The question. Can every $n\in \mathbb N$ can be written:
$$n=a^2\pm b^2\pm c^2$$
where $\pm$ are signs of your choice?
We know with Lagrange's four-square theorem that every integer can be written as the sum of four squares.
Plus, with have Legendre's three-square theorem stated that an integer can not be written as the sum of three squares if, and only if, it is of the form:
$$4^k(8n+7).$$
So we just have to prove (or disprove) it for every number of this form.
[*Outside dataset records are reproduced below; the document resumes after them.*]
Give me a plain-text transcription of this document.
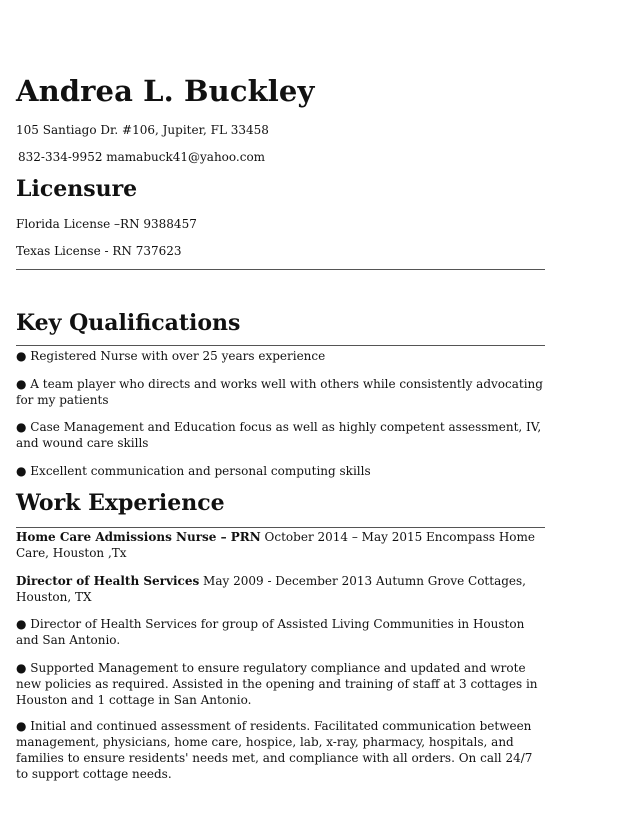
Andrea L. Buckley
105 Santiago Dr. #106, Jupiter, FL 33458
832-334-9952 mamabuck41@yahoo.com
Licensure
Florida License –RN 9388457
Texas License - RN 737623
Key Qualifications
● Registered Nurse with over 25 years experience
● A team player who directs and works well with others while consistently advocating for my patients
● Case Management and Education focus as well as highly competent assessment, IV, and wound care skills
● Excellent communication and personal computing skills
Work Experience
Home Care Admissions Nurse – PRN October 2014 – May 2015 Encompass Home Care, Houston ,Tx
Director of Health Services May 2009 - December 2013 Autumn Grove Cottages, Houston, TX
● Director of Health Services for group of Assisted Living Communities in Houston and San Antonio.
● Supported Management to ensure regulatory compliance and updated and wrote new policies as required. Assisted in the opening and training of staff at 3 cottages in Houston and 1 cottage in San Antonio.
● Initial and continued assessment of residents. Facilitated communication between management, physicians, home care, hospice, lab, x-ray, pharmacy, hospitals, and families to ensure residents' needs met, and compliance with all orders. On call 24/7 to support cottage needs.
I have checked it until $55$, and it seems to work so far. So the number we have to check are these ones.
For instance:
$$31=6^2-2^2-1^2$$
and
$$39=6^2+2^2-1^2.$$
The issue here is that $a$, $b$ and $c$ can be arbitrarily large. For instance:
$$183=14542^2-14541^2-170^2.$$
So I don't really know how to prove or disprove this result, and I think it could go either way.
Hang on, it's actually quite simple!
So suppose that we have a number $l$. Suppose that $l=pq$, with $p,q$ having the same parity. That is, both $p$ and $q$ are even, or both $p$ and $q$ are odd.
If this is the case, consider $a= \frac{p+q}{2}, b= \frac{p-q}{2}$. Then, note that $a^2 - b^2 = pq = l$!
For example, $183 = 61 \times 3$, so $a=32$ and $b = 29$, and $32^2-29^2 = 1024 - 841 = 183$.
Now, when can $l$ be written in this form? At least when $l$ is odd, because then you can split it into two odd factors (even if one of those factors is $1$ : for example $7=7 \times 1 = 4^2-3^2$) and carry out the above procedure.
Finally, given an even number, just subtract (or add!) $1^2=1$ to make it an odd number,which can be expressed as a difference of squares.
For example: given $39$, we can write $39=13 \times 3 = 8^2 - 5^2$. Given $78$, we can write $78 = 77 + 1 = 11 \times 7 +1 = 9^2-2^2+1^2$.
What is the reason for so much flexibility? Simple : $(a^2-b^2)$ has a non-trivial factorization, while $a^2+b^2$ does not. This is what makes the whole additive theory of squares (and the Waring problem) so interesting and difficult.